My narrative collage-paintings are an evolving, deeply personal reflection on my life and my family’s colorful history. I create two-dimensional vignettes made up of many layers. My paintings are created in oils on wood panel or canvas, but I often use a variety of processes and materials to achieve the finished work. I layer paint, cut-paper collage, different transparent tissues, vellums, fabrics, tin milagros and religious medals, even candy wrappers to create a dimensional and cohesive whole. Layering colors and textures, my aim is to create a shifting, dream-like atmosphere, a window into a different world.
My paintings often deal with the construction of identity; the way we gather items to ourselves-both sentimental ephemera, and the patchwork of memories, perceptions and vanities that we use to cobble together a sense of self. I often use scraps of ribbon and lace and broken bits of sentimental trinkets to embellish my paintings, or religious medals and tin milagros that speak to my Roman Catholic upbringing.

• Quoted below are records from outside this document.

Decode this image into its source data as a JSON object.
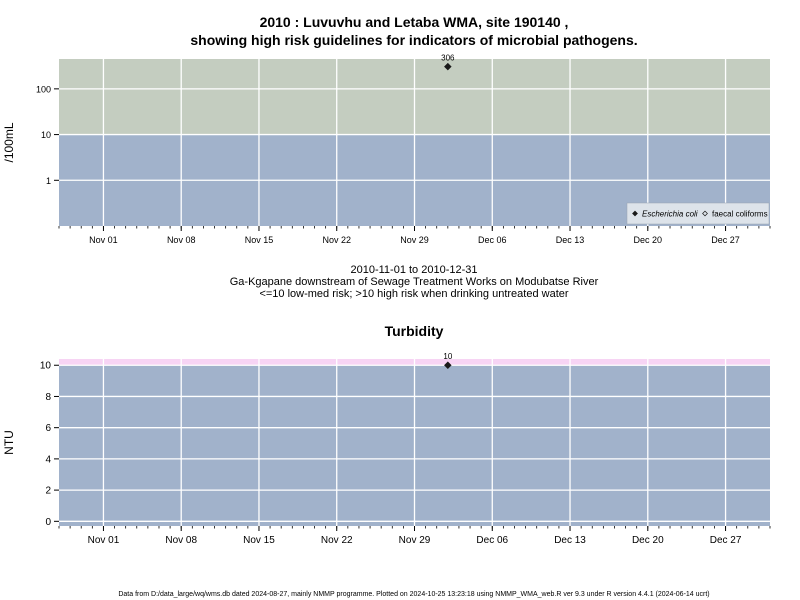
{
  "page": {
    "title_line1": "2010 : Luvuvhu and Letaba WMA, site 190140 ,",
    "title_line2": "showing high risk guidelines for indicators of microbial pathogens.",
    "date_range": "2010-11-01 to 2010-12-31",
    "site_description": "Ga-Kgapane downstream of Sewage Treatment Works on Modubatse River",
    "risk_note": "<=10 low-med risk; >10 high risk when drinking untreated water",
    "footer": "Data from D:/data_large/wq/wms.db dated 2024-08-27, mainly NMMP programme. Plotted on 2024-10-25 13:23:18 using NMMP_WMA_web.R ver 9.3 under R version 4.4.1 (2024-06-14 ucrt)"
  },
  "colors": {
    "high_risk_band": "#c4cdc0",
    "low_risk_band": "#a1b2cb",
    "turbidity_band": "#f7d4f4",
    "grid": "#ffffff",
    "point": "#1a1a1a"
  },
  "chart_data": [
    {
      "type": "scatter",
      "title": "",
      "xlabel": "",
      "ylabel": "/100mL",
      "y_scale": "log10",
      "xlim": [
        "2010-10-28",
        "2010-12-31"
      ],
      "ylim": [
        0.1,
        450
      ],
      "x_ticks": [
        "Nov 01",
        "Nov 08",
        "Nov 15",
        "Nov 22",
        "Nov 29",
        "Dec 06",
        "Dec 13",
        "Dec 20",
        "Dec 27"
      ],
      "y_ticks": [
        "1",
        "10",
        "100"
      ],
      "y_tick_values": [
        1,
        10,
        100
      ],
      "guideline_bands": [
        {
          "from": 0.1,
          "to": 10,
          "color": "#a1b2cb"
        },
        {
          "from": 10,
          "to": 450,
          "color": "#c4cdc0"
        }
      ],
      "grid": true,
      "legend_position": "bottom-right",
      "series": [
        {
          "name": "Escherichia coli",
          "marker": "filled-diamond",
          "points": [
            {
              "x": "2010-12-02",
              "y": 306,
              "label": "306"
            }
          ]
        },
        {
          "name": "faecal coliforms",
          "marker": "open-diamond",
          "points": []
        }
      ]
    },
    {
      "type": "scatter",
      "title": "Turbidity",
      "xlabel": "",
      "ylabel": "NTU",
      "y_scale": "linear",
      "xlim": [
        "2010-10-28",
        "2010-12-31"
      ],
      "ylim": [
        -0.3,
        10.4
      ],
      "x_ticks": [
        "Nov 01",
        "Nov 08",
        "Nov 15",
        "Nov 22",
        "Nov 29",
        "Dec 06",
        "Dec 13",
        "Dec 20",
        "Dec 27"
      ],
      "y_ticks": [
        "0",
        "2",
        "4",
        "6",
        "8",
        "10"
      ],
      "y_tick_values": [
        0,
        2,
        4,
        6,
        8,
        10
      ],
      "guideline_bands": [
        {
          "from": -0.3,
          "to": 10,
          "color": "#a1b2cb"
        },
        {
          "from": 10,
          "to": 10.4,
          "color": "#f7d4f4"
        }
      ],
      "grid": true,
      "legend_position": "none",
      "series": [
        {
          "marker": "filled-diamond",
          "points": [
            {
              "x": "2010-12-02",
              "y": 10,
              "label": "10"
            }
          ]
        }
      ]
    }
  ]
}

My work frequently explores issues of beauty, captivity, confinement and discomfort. The female figures that I paint are central to my work. Archetypal stand-ins, I wrap my characters in layers of tulle and lace. Frequently, I portray them entangled or framed in some kind of organic tangle of vegetative matter. There is an undercurrent of anxiety, and also purpose, to their actions. They are en route to mysterious destinations or engaged in inexplicable tasks. The viewer wonders about the role that these women play. The question of female sexual availability has always been one that interests me, and in my work I deliberately portray my characters in an undefined role, and as participants in a visual reality where they are the lone subjects.
The carnival is another predominant theme in my work. My great-grandfather owned a travelling carnival called Prudent’s Amusement Shows, which toured through the 1950s and 1960s. I have often heard my mother and grandmother tell vivid stories about the many seasons they worked there, and this has given me a life-long enthusiasm for carnival culture. There is a sense of transience and grit which undergirds the brightness of this world, and that sense of unease draws me to try to capture that dreamlike feeling, the sense of something half-remembered. I’m inspired by the dizzying whirl of the carnival- the lights at night, the glitter, the bright faded metal structures looming against the sky, promising danger and a giddy rush of adrenaline.
These themes are intertwined with many other inspirations- the changing colors of sea and sky through different lights and weather that I observe in my tiny coastal hometown. Old-fashioned children’s illustrations, and the way that they tell a straightforward narrative but inform the telling with such a grace and elegance; among my favorites are Tenniel, Arthur Rackham and Hilary Knight. Victorian stage sets, and the atmosphere of willful, beautiful artificiality that they create; the stacked two-dimensional layers that together, form a living environment of depth and harmony. All these disparate elements serve to inform a world of my own making that I seek to make visible one small window at a time.